Introduction & Specifications
With the KIRAbook 13 I7, Toshiba is flexing its muscles and taking on the likes of Apple, Asus, and Lenovo in the ultrabook arena. And you know what? Toshiba seems to be on the right track. With clean lines, a 2560 x 1440 resolution display and a slick magnesium alloy body, the KIRAbook is anything but a typical laptop.
|Operating System:||Windows 8 Pro 64-bit|
|Processor:||Intel Core i7-3537U Dual-Core (2.0GHz, TurboBoost to 3.1GHz)|
|Chipset:||Intel Ivy Bridge/HM76|
|Graphics:||Intel HD Graphics 4000|
|Memory:||8GB DDR3-1600 (PC3-12800)|
|Storage:||256GB mSATA SSD Toshiba THNSNF256GMCS|
|Display:||13.3-inch PixelPure Backlit LED at 2560 x 1440 (16:9 Aspect Ratio), 10-Point Touchscreen|
|Webcam:||Toshiba HD Webcam|
|Sound:||Dual Microphones with Beam Forming Technology, DTS Studio Sound, Harman/Kardan Speakers|
|Interface:||3 x USB 3.0 ports, one of which supports USB Sleep and Charge, HDMI, SD Card Reader, Mic/Headphone Jack|
|Networking:||Intel Centrino Wireless-N 2230 802.11b/g/n with Wi-Di, Bluetooth 4.0|
|Battery:||4-Cell Li-Ion 52Wh (Not User-Replaceable)|
|Power Adapter:||45W AC Adapter|
|Dimensions:||12.44 x 8.15 x 0.7 (WxDxH)|
|Enclosure:||AZ91 Magnesium Alloy Case|
|Warranty:||2-Year Limited (1-Year Battery)|
|Software:||Adobe Photoshop Elements 11 & Premiere Elements 11 (full), DTS Studio Sound, Symantec Norton Internet Security, Norton Online Backup, Norton Anti-Theft (24-month subscriptions to all three Norton products), Toshiba Recovery Disk Creator, Video Player, Eco Utility, and Resolution+ Upconvert Plug-In for Media Player|
|Price:||$1999.99 on Amazon|
It's high-DPI better-than-HD display is getting the KiRAbook a lot of attention, but let’s start with the KIRAbook’s guts and work our way out. Understandably, this ultrabook doesn’t pack a Haswell CPU, which is Intel’s new 4th-generation processor. The new, high performance/low power consumption CPU arrived shortly after the launch of the KIRAbook. But the processor in the KIRAbook we reviewed – an Intel Core i7-3537U -- launched in the first quarter of the year and remains a very respectable choice. We do expect Toshiba to roll out a Haswell update here but it's hard to say just when. The machine's dual-core Ivy Bridge processor has a 2.0GHz base clock speed with Turbo Boost to 3.1GHz. We reviewed the Core i7 version of the KIRAbook; the other two models have Core i5-3337U processors ($1,799.99 with a touchscreen, $1,599.99 without one).

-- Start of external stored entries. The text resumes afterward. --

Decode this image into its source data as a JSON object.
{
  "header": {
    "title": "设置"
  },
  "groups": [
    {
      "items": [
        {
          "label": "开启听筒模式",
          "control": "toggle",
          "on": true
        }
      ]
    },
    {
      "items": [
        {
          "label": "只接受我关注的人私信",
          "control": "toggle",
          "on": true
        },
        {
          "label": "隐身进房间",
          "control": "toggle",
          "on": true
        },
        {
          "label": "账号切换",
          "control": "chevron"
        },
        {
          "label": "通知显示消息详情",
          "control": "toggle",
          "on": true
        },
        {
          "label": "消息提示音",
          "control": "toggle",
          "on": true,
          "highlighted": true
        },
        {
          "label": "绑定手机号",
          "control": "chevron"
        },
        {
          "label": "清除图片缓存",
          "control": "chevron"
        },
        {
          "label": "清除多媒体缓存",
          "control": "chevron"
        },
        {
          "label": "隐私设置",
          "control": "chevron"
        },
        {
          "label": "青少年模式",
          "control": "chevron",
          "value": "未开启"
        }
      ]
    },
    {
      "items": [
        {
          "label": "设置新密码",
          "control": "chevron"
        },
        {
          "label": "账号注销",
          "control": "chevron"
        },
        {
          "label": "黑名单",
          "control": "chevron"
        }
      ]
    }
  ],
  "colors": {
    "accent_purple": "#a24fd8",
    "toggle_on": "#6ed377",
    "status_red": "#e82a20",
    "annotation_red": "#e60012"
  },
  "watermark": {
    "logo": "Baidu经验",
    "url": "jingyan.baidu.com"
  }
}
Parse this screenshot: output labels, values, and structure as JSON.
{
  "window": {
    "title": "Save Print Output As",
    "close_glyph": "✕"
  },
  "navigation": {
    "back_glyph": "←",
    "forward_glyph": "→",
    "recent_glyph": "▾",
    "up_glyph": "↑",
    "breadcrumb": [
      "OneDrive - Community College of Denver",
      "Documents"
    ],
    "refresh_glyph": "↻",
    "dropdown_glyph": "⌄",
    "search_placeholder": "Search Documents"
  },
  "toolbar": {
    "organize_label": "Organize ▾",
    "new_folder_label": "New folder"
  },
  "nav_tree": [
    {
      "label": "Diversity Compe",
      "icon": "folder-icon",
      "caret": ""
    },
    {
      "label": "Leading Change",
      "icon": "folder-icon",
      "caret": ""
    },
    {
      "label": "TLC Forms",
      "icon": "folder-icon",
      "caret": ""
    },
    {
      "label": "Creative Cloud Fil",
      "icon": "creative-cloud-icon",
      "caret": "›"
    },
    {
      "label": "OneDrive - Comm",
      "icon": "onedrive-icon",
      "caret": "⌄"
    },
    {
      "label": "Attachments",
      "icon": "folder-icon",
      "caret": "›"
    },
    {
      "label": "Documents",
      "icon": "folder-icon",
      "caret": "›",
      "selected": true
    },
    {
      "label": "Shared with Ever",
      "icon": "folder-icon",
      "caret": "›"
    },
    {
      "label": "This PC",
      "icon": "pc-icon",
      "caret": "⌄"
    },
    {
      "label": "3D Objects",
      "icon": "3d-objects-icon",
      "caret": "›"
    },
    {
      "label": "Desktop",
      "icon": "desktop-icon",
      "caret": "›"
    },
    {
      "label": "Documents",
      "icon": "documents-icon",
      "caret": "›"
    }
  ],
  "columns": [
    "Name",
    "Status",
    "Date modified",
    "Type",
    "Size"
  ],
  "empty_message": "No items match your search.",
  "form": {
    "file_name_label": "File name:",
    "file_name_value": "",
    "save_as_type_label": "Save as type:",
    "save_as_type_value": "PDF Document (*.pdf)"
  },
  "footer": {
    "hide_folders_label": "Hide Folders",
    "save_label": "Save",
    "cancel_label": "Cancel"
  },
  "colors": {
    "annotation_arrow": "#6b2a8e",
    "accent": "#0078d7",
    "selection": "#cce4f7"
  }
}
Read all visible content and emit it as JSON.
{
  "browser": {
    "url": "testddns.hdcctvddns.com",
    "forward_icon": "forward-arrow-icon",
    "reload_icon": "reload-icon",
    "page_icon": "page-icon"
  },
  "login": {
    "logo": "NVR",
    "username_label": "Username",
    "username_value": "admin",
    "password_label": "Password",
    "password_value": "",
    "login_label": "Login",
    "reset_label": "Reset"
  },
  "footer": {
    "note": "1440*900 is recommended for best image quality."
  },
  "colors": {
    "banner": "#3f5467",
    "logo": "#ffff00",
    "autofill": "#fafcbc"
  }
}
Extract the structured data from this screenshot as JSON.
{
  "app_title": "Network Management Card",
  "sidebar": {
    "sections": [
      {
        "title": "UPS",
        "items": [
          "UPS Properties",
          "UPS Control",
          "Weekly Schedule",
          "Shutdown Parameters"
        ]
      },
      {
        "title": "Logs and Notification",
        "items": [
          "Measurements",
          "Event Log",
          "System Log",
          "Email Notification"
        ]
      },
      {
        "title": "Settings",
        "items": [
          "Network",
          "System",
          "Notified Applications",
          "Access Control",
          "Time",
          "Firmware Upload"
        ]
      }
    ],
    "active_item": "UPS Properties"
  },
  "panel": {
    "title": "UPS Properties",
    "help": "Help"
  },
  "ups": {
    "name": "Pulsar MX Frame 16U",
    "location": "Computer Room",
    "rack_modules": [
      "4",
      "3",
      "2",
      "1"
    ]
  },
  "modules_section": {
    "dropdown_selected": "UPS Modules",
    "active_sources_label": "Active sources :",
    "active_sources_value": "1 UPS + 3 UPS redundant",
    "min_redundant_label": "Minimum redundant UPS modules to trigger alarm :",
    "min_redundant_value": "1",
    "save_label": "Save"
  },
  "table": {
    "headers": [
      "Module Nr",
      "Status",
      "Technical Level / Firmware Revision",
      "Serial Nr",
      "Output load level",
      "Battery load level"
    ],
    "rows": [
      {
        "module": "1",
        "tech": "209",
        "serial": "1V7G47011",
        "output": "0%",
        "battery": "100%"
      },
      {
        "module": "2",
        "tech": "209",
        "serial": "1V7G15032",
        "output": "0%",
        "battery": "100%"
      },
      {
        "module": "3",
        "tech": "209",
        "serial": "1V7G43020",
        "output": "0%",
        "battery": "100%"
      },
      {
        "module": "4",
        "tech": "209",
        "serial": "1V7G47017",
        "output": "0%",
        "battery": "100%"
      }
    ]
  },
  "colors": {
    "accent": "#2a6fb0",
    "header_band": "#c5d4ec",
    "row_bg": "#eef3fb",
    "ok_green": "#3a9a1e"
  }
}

The KIRAbook backs up the processor with 8GB of DDR3-1600 memory (two 4GB DIMMs) and integrated Intel HD Graphics 4000, which is standard fare on notebooks that don’t have discrete graphics. That’s a solid CPU/MEM/GFX lineup, and it’s bolstered by the speed of the KIRAbook’s 256GB mSATA SSD. Whether you’re comfortable with 256GB as your system’s total storage depends a lot on how much data you use and where you store it. Our review system had a little over 200GB of available storage on arrival, which is probably enough for most people.
One feature you might miss is an Ethernet port. The KIRAbook relies solely on wireless connectivity. That’s not too surprising, given the system’s thin body, but business users who like to plug in for a rock-solid connection won’t have that option. Wi-Fi is handled by Intel’s Centrino Wireless-N 2230 controller. The system also supports Intel Wireless Display (WiDi), which lets you wirelessly display content on your HDTV. The laptop also has Bluetooth 4.0.
Toshiba gave the KIRAbook serious audio chops as well. For recording audio, you have dual, beam-forming microphones. For output, you’re looking at Harman/Kardan speakers, powered by DTS Studio Sound. The result is that the volume can easily overcome typical office and home noises when you’re watching TV or listening to music.
And that volume is important because the KIRAbook’s fan can get quite loud when it kicks into high gear – as it did whenever we fired up movies on Netflix or ran benchmark software. When the system is handling Web surfing or other tasks, it’s silent, but when the laptop is under load, the fan emits both a loud wind noise and a high-pitched whine. The noise isn’t a showstopper, but it’s distracting.